Desde 2024, o projeto Transgesta é realizado também na Maternidade Escola da Universidade Federal do Rio de Janeiro (ME-UFRJ). Coordenado por Priscila Oliveira de Souza e Maria Isabel Cardoso, o programa recebe pacientes via regulação municipal e estadual e investe na sensibilização dos profissionais. Thamer da Silva Carneiro, 27 anos, pai parturiente de Bettina, fez o acompanhamento de sua gravidez na Maternidade Escola e guarda boas lembranças.

“A minha experiência superou todas as expectativas. Fui muito bem atendido, acolhido e respeitado, o que fez uma diferença enorme pra minha saúde mental, especialmente considerando que a gestação, por si só, já é um período de maior fragilidade e vulnerabilidade emocional”. Thamer teve acesso a uma equipe composta por fisioterapeuta, psicóloga, nutricionista, psiquiatra e endocrinologista.

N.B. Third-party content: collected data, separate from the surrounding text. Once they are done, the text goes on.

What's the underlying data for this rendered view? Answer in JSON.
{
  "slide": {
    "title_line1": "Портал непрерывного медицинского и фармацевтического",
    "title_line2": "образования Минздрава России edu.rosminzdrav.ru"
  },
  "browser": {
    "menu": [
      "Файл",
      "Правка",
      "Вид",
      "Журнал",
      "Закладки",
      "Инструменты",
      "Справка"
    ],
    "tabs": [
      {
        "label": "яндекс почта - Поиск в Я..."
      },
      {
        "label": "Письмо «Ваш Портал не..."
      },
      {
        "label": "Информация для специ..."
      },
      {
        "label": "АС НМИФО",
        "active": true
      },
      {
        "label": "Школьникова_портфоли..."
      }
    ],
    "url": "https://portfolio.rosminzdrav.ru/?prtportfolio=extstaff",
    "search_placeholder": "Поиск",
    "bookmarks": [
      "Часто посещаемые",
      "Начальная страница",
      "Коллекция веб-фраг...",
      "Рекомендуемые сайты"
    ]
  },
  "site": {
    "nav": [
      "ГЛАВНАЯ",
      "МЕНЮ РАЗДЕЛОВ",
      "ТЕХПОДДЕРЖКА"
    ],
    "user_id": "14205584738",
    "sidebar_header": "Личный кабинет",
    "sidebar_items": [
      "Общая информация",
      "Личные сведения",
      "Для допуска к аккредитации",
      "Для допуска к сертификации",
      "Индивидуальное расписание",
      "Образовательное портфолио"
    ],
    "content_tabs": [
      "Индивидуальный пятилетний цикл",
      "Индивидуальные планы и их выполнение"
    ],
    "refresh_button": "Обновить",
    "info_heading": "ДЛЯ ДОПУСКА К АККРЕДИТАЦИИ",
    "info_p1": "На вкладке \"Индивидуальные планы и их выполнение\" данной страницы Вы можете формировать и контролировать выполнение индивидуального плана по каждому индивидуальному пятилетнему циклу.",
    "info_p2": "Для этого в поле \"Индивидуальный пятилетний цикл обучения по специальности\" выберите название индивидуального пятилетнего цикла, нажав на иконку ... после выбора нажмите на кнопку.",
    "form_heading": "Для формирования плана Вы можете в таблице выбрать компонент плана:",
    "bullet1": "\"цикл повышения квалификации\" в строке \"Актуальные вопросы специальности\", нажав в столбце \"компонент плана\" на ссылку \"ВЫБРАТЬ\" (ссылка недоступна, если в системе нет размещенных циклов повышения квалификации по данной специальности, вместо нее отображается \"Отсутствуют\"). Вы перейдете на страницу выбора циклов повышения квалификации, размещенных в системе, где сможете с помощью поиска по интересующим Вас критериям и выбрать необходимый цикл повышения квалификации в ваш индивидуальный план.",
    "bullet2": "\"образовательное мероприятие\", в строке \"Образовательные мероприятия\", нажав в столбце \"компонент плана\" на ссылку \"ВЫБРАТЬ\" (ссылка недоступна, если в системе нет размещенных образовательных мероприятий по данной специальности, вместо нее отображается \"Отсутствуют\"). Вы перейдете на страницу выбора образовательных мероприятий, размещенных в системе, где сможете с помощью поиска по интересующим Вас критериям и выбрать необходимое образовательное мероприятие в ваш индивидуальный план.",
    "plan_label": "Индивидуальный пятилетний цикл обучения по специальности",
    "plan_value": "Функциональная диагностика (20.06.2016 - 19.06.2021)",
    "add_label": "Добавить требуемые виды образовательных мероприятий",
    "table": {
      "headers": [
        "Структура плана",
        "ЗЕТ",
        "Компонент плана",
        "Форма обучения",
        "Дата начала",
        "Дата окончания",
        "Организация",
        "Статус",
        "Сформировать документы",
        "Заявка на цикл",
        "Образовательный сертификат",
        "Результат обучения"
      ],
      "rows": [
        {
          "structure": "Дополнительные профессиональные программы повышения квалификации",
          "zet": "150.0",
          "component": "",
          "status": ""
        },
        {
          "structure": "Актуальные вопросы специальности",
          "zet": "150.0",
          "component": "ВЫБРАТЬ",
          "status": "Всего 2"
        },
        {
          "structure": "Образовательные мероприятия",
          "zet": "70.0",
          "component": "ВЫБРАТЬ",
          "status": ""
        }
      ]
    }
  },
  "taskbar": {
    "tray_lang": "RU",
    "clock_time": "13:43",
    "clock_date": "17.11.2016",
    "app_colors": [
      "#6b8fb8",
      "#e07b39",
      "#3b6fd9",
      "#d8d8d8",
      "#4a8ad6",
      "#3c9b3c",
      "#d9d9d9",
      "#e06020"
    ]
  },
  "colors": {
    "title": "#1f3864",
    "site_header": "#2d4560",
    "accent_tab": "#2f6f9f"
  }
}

“Sempre faço questão de compartilhar essa lembrança com outros homens trans que estão gestando ou pensam em gestar, pois agora acredito que sim, é possível e necessário, que esse seja um processo humanizado e respeitoso. Eu achava que gerar minha própria filha poderia ser uma experiência traumatizante, mas não foi, graças ao Transgesta. Atualmente, a Bettina está com quase oito meses e cheia de saúde!”, enfatiza Thamer.

HC-UFU atende população trans desde 2007

O Centro de Referência em Atenção Integral à Saúde Transespecífica (Craist), vinculado ao Hospital de Clínicas da Universidade Federal de Uberlândia (HC-UFU) foi criado em 2007. O Craist, também conhecido como Ambulatório para Travestis e Transexuais, atende pessoas que se autodeclaram trans, sem necessidade de encaminhamento prévio.

Segundo a médica Camila Toffoli Ribeiro, responsável técnica pelo serviço, após o acolhimento, o paciente é acompanhado por uma equipe multiprofissional. Entre os problemas de saúde mais prevalentes observados no Craist estão os transtornos de saúde mental, especialmente depressão e ansiedade, obesidade e alterações metabólicas relacionadas à terapia hormonal. Atualmente, o ambulatório realiza, em média, seis acolhimentos semanais. A principal procura é pelo tratamento hormonal de afirmação de gênero, seguido pelas demandas em saúde mental. “Embora não sejamos um centro cadastrado para cirurgias, a busca por procedimentos cirúrgicos também é significativa”, afirma a médica.

Camila destaca que o atendimento à população trans exige preparo técnico, sensibilidade e compromisso ético. “É completamente peculiar. O acolhimento, o respeito e o uso correto dos pronomes precisam ser prioridade absoluta. Além disso, o trabalho multidisciplinar e a troca constante entre os profissionais são essenciais, porque lidamos com casos frequentemente complexos”, ressalta.

Sobre a Ebserh

Vinculada ao Ministério da Educação (MEC), a Ebserh foi criada em 2011 e, atualmente, administra 45 hospitais universitários federais, apoiando e impulsionando suas atividades por meio de uma gestão de excelência. Como hospitais vinculados a universidades federais, essas unidades têm características específicas: atendem pacientes do SUS ao mesmo tempo que apoiam a formação de profissionais de saúde e o desenvolvimento de pesquisas e inovação.